Du côté des clients, on apprécie la transition écologique. “Je suis pour l’interdiction, affirme un habitant. Ce n’est pas un problème de ramener nos sacs, on s’y fera. Il faut venir avec des récipients de chez soi.” Une autre cliente abonde : “tous les marchés devraient généraliser cette mesure, c’est au nom de l’écologie, ce sont des choses à faire”, estime-t-elle. “Je suis d’accord avec cette mesure pour qu’il y ait moins de plastiques sur les plages, c’est terrible la pollution que ça engendre. Il ne faut absolument plus en donner“, abonde une Vincennoise. Certains questionnent toutefois la viabilité des sacs qui remplaceront le plastique. “Ceux en kraft ne sont pas toujours assez solides, ça dépend du commerçant“, se demande un consommateur.

Pas de couperet, rassure la mairie

Pour Marie-Hélène Boilot, conseillère municipale déléguée à l’écocitoyenneté, l’inquiétude est compréhensible et l’élue rappelle les étapes prévues et le contexte de la décision, les lois sur la transition énergétique et contre le gaspillage, qui ont d’abord conduit à l’interdiction des sacs plastiques à usage unique aux caisses des supermarchés avant leur bannissement intégral d’ici à 2040. C’est à cette échéance que la ville se prépare, dans le cadre de son propre programme de transition écologique. “Dès 2019, nous avons mis en place une charte zéro déchet avec les commerçants de centre-ville. En 2020, nous avons expérimenté le recyclage déchets organiques, en lien avec notre intercommunalité Paris Est Marne et Bois. Et, en 2022, le conseil municipal a voté un pacte écocitoyen à l’unanimité”, détaille l’élue.

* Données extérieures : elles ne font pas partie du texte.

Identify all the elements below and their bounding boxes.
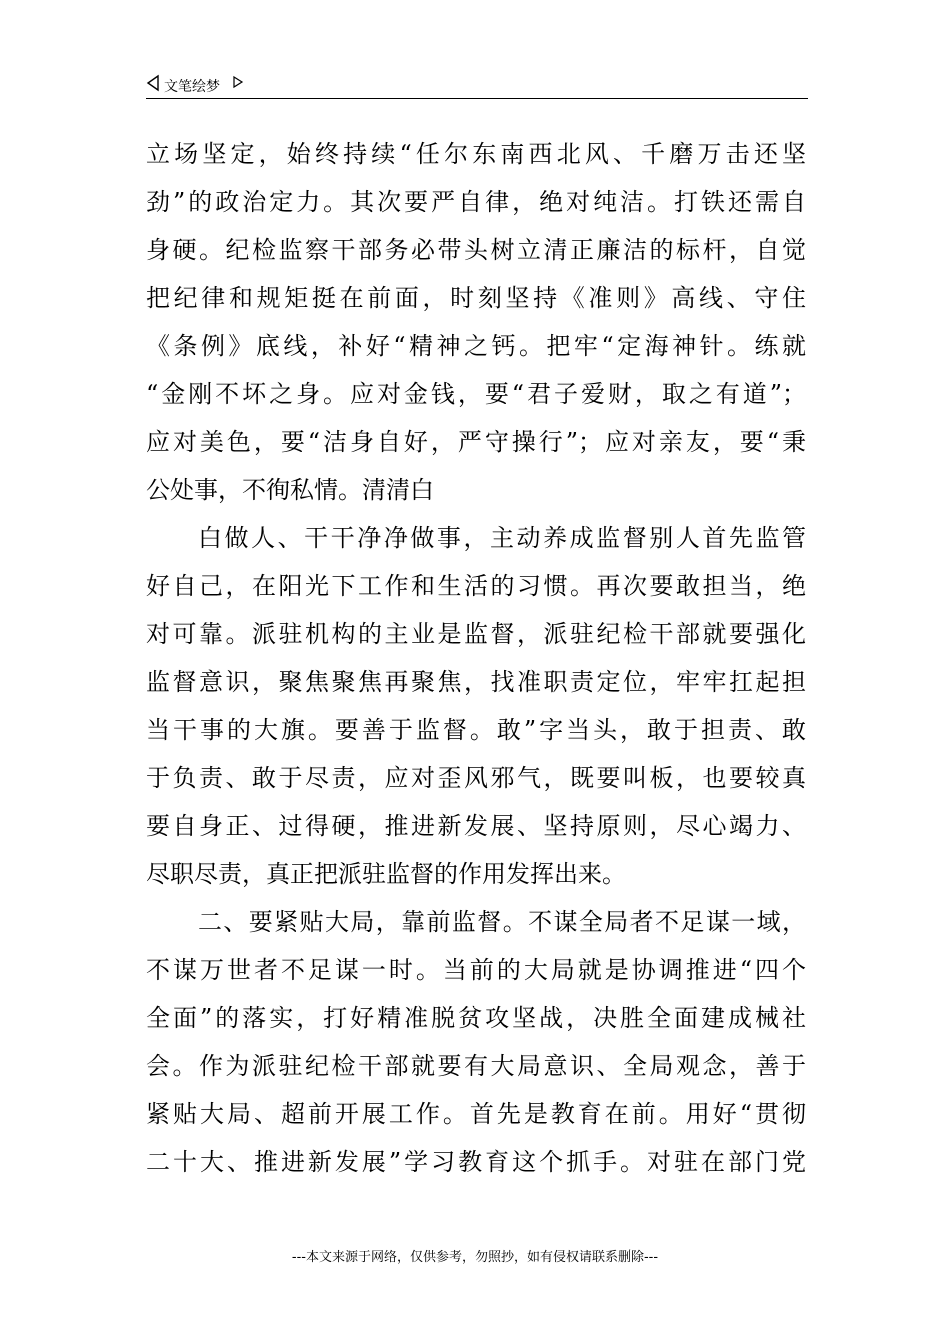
text-line: 好自己，在阳光下工作和生活的习惯。再次要敢担当，绝: [146, 572, 806, 600]
text-line: “金刚不坏之身。应对金钱，要“君子爱财，取之有道”；: [146, 380, 806, 408]
text-line: 二十大、推进新发展”学习教育这个抓手。对驻在部门党: [146, 1148, 806, 1176]
text-line: 立场坚定，始终持续“任尔东南西北风、千磨万击还坚: [146, 140, 806, 168]
paragraph-first-line: 二、要紧贴大局，靠前监督。不谋全局者不足谋一域，: [198, 908, 806, 936]
triangle-right-icon: [232, 74, 244, 90]
page-header: [146, 72, 806, 96]
text-line: 《条例》底线，补好“精神之钙。把牢“定海神针。练就: [146, 332, 806, 360]
text-line: 紧贴大局、超前开展工作。首先是教育在前。用好“贯彻: [146, 1100, 806, 1128]
text-line: 于负责、敢于尽责，应对歪风邪气，既要叫板，也要较真: [146, 764, 806, 792]
text-line: 把纪律和规矩挺在前面，时刻坚持《准则》高线、守住: [146, 284, 806, 312]
header-divider: [146, 98, 808, 99]
text-line: 会。作为派驻纪检干部就要有大局意识、全局观念，善于: [146, 1052, 806, 1080]
text-line: 全面”的落实，打好精准脱贫攻坚战，决胜全面建成械社: [146, 1004, 806, 1032]
text-line: 不谋万世者不足谋一时。当前的大局就是协调推进“四个: [146, 956, 806, 984]
footer-notice: ---本文来源于网络，仅供参考，勿照抄，如有侵权请联系删除---: [291, 1250, 659, 1265]
paragraph-first-line: 白做人、干干净净做事，主动养成监督别人首先监管: [198, 524, 806, 552]
brand-name: 文笔绘梦: [164, 79, 220, 95]
text-line: 尽职尽责，真正把派驻监督的作用发挥出来。: [146, 860, 626, 888]
document-body: [146, 130, 806, 1186]
text-line: 监督意识，聚焦聚焦再聚焦，找准职责定位，牢牢扛起担: [146, 668, 806, 696]
text-line: 劲”的政治定力。其次要严自律，绝对纯洁。打铁还需自: [146, 188, 806, 216]
text-line: 对可靠。派驻机构的主业是监督，派驻纪检干部就要强化: [146, 620, 806, 648]
text-line: 当干事的大旗。要善于监督。敢”字当头，敢于担责、敢: [146, 716, 806, 744]
text-line: 身硬。纪检监察干部务必带头树立清正廉洁的标杆，自觉: [146, 236, 806, 264]
text-line: 公处事，不徇私情。清清白: [146, 476, 434, 504]
triangle-left-icon: [146, 74, 160, 92]
text-line: 要自身正、过得硬，推进新发展、坚持原则，尽心竭力、: [146, 812, 806, 840]
text-line: 应对美色，要“洁身自好，严守操行”；应对亲友，要“秉: [146, 428, 806, 456]
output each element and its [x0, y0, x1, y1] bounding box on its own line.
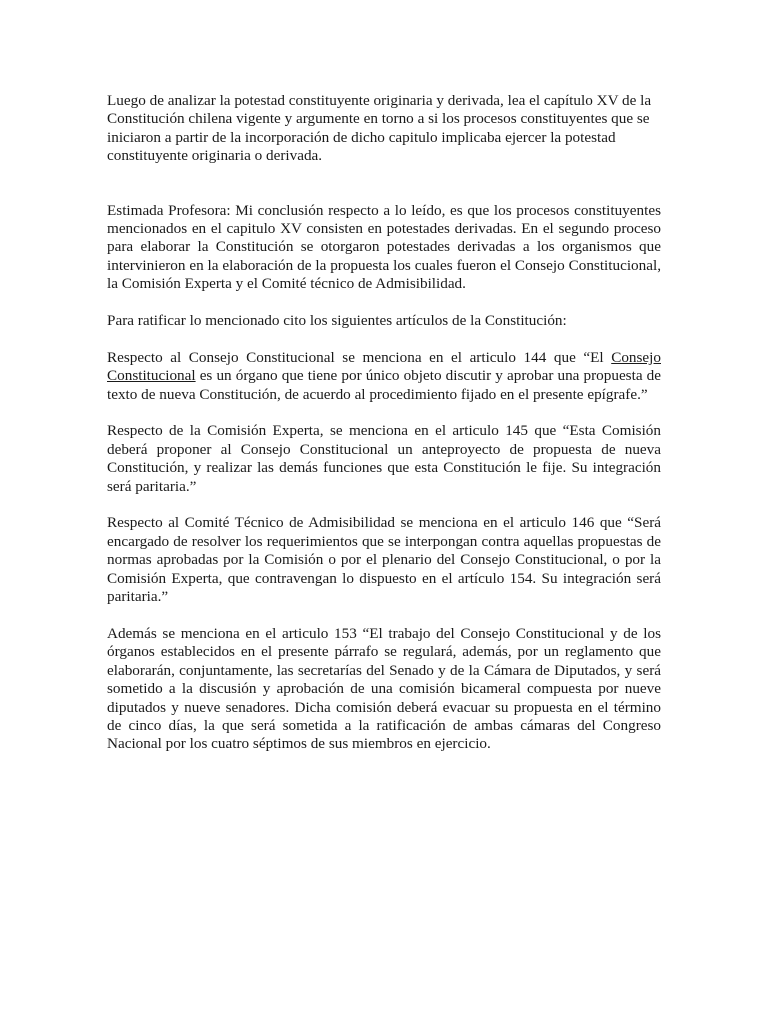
consejo-constitucional-link[interactable]: Consejo Constitucional [107, 348, 661, 385]
article-146-paragraph: Respecto al Comité Técnico de Admisibilidad se menciona en el articulo 146 que “Será encargado de resolver los requerimientos que se interpongan contra aquellas propuestas de normas aprobadas por la Comisión o por el plenario del Consejo Constitucional, o por la Comisión Experta, que contravengan lo dispuesto en el artículo 154. Su integración será paritaria.” [107, 514, 661, 606]
article-145-paragraph: Respecto de la Comisión Experta, se menciona en el articulo 145 que “Esta Comisión deberá proponer al Consejo Constitucional un anteproyecto de propuesta de nueva Constitución, y realizar las demás funciones que esta Constitución le fije. Su integración será paritaria.” [107, 422, 661, 495]
document-page [107, 92, 661, 772]
article-144-text-after: es un órgano que tiene por único objeto discutir y aprobar una propuesta de texto de nueva Constitución, de acuerdo al procedimiento fijado en el presente epígrafe.” [107, 367, 661, 403]
assignment-prompt: Luego de analizar la potestad constituyente originaria y derivada, lea el capítulo XV de la Constitución chilena vigente y argumente en torno a si los procesos constituyentes que se iniciaron a partir de la incorporación de dicho capitulo implicaba ejercer la potestad constituyente originaria o derivada. [107, 92, 652, 165]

Concernant la suppression des sacs plastiques sur les marchés, la conseillère rappelle l’enjeu écologique et de santé publique, car le plastique contient des perturbateurs endocriniens. Elle insiste sur la phase préalable de communication, indiquant que le sujet a d’ores et déjà été abordé lors d’une réunion avec des commerçants puis en réunion de quartier. “Nous communiquons aussi dans le journal municipal.”

“En aucun cas, il ne s’agit de stigmatiser les commerçants, ce sont des partenaires essentiels”, assure l’élue pour qui la seconde étape est la confrontation au terrain, pour étudier des solutions alternatives avec les commerçants et les accompagner dans le changement. Pas question d’infliger des amendes, donc, à ce stade. Mais, “toutes les parties prenantes doivent prendre leur part”, estime l’élue. Commerçants, mais aussi consommateurs, invités à avoir un pochon dans leur sac. “Il y a quelques années encore, rappelle Marie-Hélène Boilot, il y avait plein de sacs en plastique aux caisses des magasins. Ce n’est plus du tout le cas aujourd’hui.”